A vector in three dimensions is a mathematical object that has both magnitude and direction. It is represented by a line segment with an arrow pointing in the direction of the vector. In three dimensions, the vector extends in three different directions (x, y, and z axes) and is often denoted by v.
A vector in three dimensions is typically represented using coordinates, also known as components. These coordinates can be written as an ordered triple (x,y,z) or as v = xi + yj + zk, where i, j, and k are unit vectors along the x, y, and z axes, respectively.
The magnitude of a vector in three dimensions is the length of the vector. It can be calculated using the Pythagorean theorem, where the magnitude of the vector is the square root of the sum of the squares of its components: |v| = √(x^2 + y^2 + z^2).
To add or subtract two vectors in three dimensions, you can use the parallelogram rule or the head-to-tail method.
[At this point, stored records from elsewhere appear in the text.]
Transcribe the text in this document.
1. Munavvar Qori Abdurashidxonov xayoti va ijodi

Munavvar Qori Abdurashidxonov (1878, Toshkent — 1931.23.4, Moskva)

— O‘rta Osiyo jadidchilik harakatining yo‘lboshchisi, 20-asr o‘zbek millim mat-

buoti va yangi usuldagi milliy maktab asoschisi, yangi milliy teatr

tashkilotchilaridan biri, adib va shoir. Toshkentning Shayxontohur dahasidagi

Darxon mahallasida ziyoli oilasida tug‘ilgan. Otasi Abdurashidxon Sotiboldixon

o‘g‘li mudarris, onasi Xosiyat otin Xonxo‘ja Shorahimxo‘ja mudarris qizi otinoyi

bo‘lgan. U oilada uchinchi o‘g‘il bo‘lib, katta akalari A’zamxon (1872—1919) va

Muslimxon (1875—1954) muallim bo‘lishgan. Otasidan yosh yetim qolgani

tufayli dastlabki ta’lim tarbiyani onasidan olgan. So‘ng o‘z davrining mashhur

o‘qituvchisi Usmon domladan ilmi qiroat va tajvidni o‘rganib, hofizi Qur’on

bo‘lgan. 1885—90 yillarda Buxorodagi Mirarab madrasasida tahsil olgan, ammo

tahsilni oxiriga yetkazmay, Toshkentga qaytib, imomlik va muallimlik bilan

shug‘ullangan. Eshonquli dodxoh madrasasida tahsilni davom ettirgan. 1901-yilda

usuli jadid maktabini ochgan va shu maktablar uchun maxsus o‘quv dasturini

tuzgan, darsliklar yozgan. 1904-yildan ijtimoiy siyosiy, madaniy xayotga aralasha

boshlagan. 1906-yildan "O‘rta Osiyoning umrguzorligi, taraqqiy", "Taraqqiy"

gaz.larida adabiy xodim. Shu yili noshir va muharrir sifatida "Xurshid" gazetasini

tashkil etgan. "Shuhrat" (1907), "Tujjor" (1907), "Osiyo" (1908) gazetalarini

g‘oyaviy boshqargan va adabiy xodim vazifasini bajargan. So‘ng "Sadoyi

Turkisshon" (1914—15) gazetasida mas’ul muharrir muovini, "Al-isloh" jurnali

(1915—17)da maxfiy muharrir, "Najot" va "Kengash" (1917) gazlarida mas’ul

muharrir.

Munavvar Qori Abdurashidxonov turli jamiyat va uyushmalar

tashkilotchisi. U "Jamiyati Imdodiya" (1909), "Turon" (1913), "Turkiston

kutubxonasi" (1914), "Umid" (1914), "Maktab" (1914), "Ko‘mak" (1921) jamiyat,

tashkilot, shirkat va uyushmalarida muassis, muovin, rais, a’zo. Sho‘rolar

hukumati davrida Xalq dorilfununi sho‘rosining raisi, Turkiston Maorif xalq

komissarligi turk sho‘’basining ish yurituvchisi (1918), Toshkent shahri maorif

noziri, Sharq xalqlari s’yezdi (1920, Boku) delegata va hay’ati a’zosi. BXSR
In the parallelogram rule, you draw a parallelogram with the two vectors as adjacent sides, and the diagonal represents the sum or difference of the two vectors. In the head-to-tail method, you place the tail of one vector at the head of the other vector, and the sum or difference is the vector from the tail of the first vector to the head of the second vector.
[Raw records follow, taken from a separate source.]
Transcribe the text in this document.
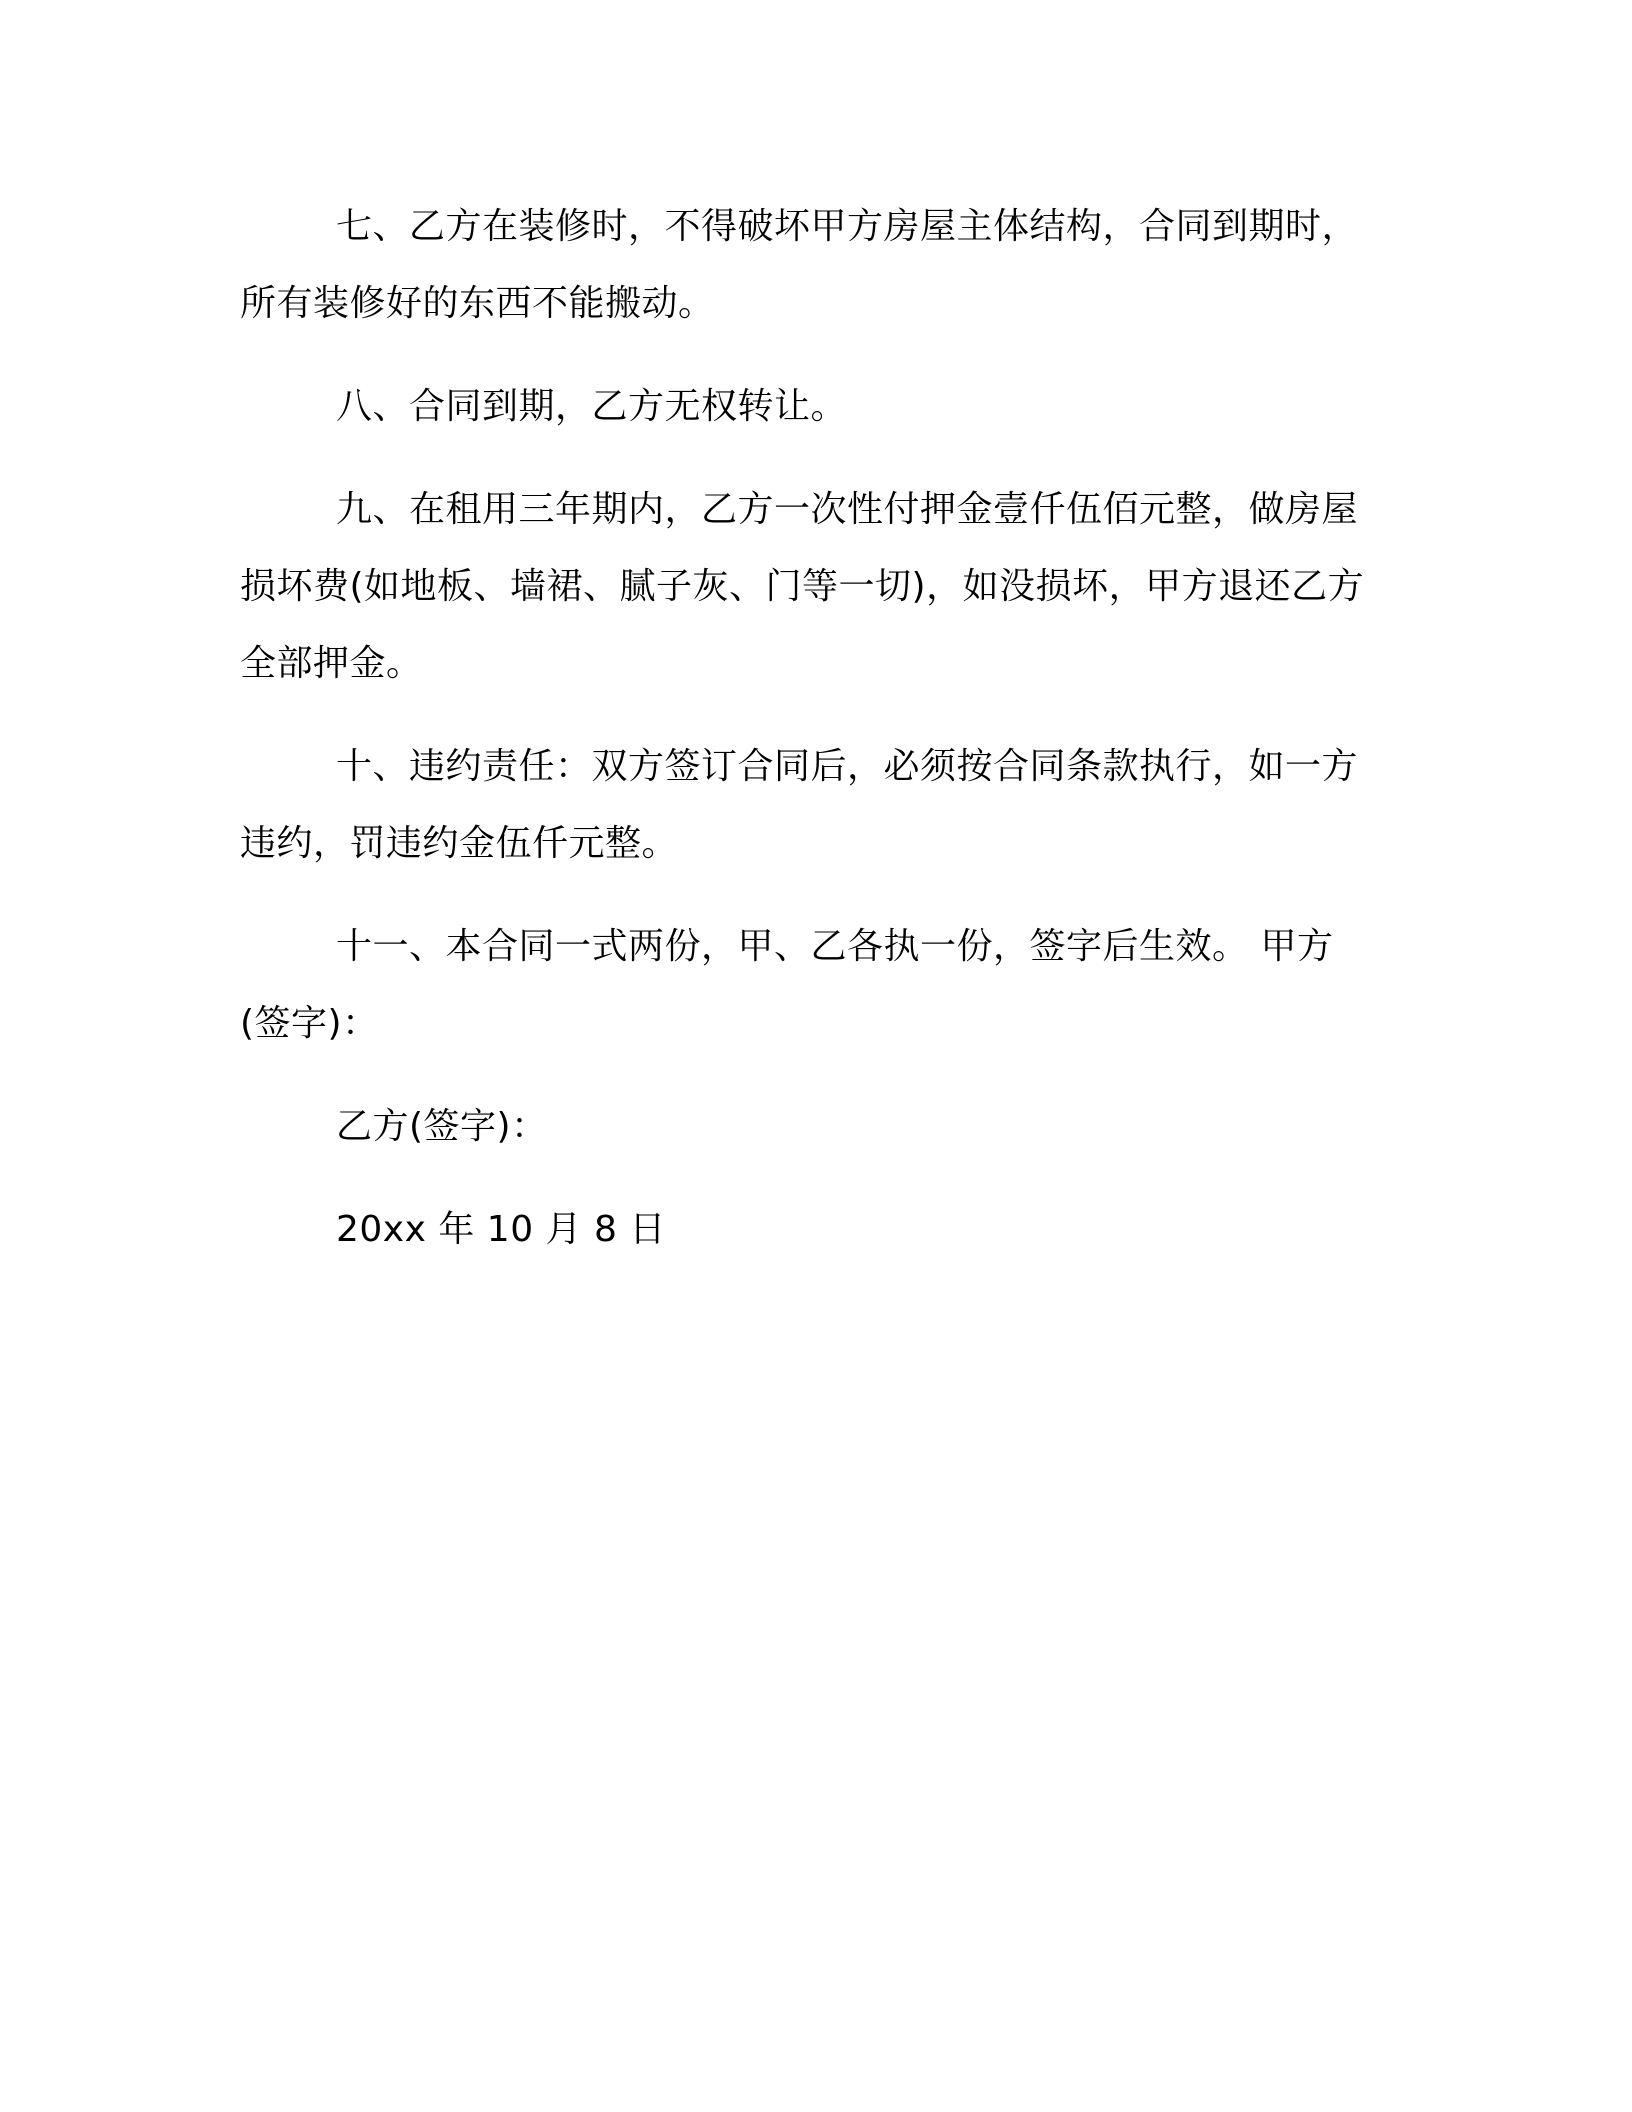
七、乙方在装修时，不得破坏甲方房屋主体结构，合同到期时，所有装修好的东西不能搬动。

八、合同到期，乙方无权转让。

九、在租用三年期内，乙方一次性付押金壹仟伍佰元整，做房屋损坏费(如地板、墙裙、腻子灰、门等一切)，如没损坏，甲方退还乙方全部押金。

十、违约责任：双方签订合同后，必须按合同条款执行，如一方违约，罚违约金伍仟元整。

十一、本合同一式两份，甲、乙各执一份，签字后生效。 甲方(签字)：

乙方(签字)：

20xx 年 10 月 8 日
The dot product of two vectors in three dimensions is a scalar quantity that represents the projection of one vector onto the other. It is calculated by multiplying the corresponding components of the two vectors and adding them together: v · w = (xv * xw) + (yv * yw) + (zv * zw). The cross product, on the other hand, is a vector quantity that is perpendicular to both vectors and has a magnitude equal to the product of their magnitudes and the sine of the angle between them: v x w = |v| * |w| * sin(θ).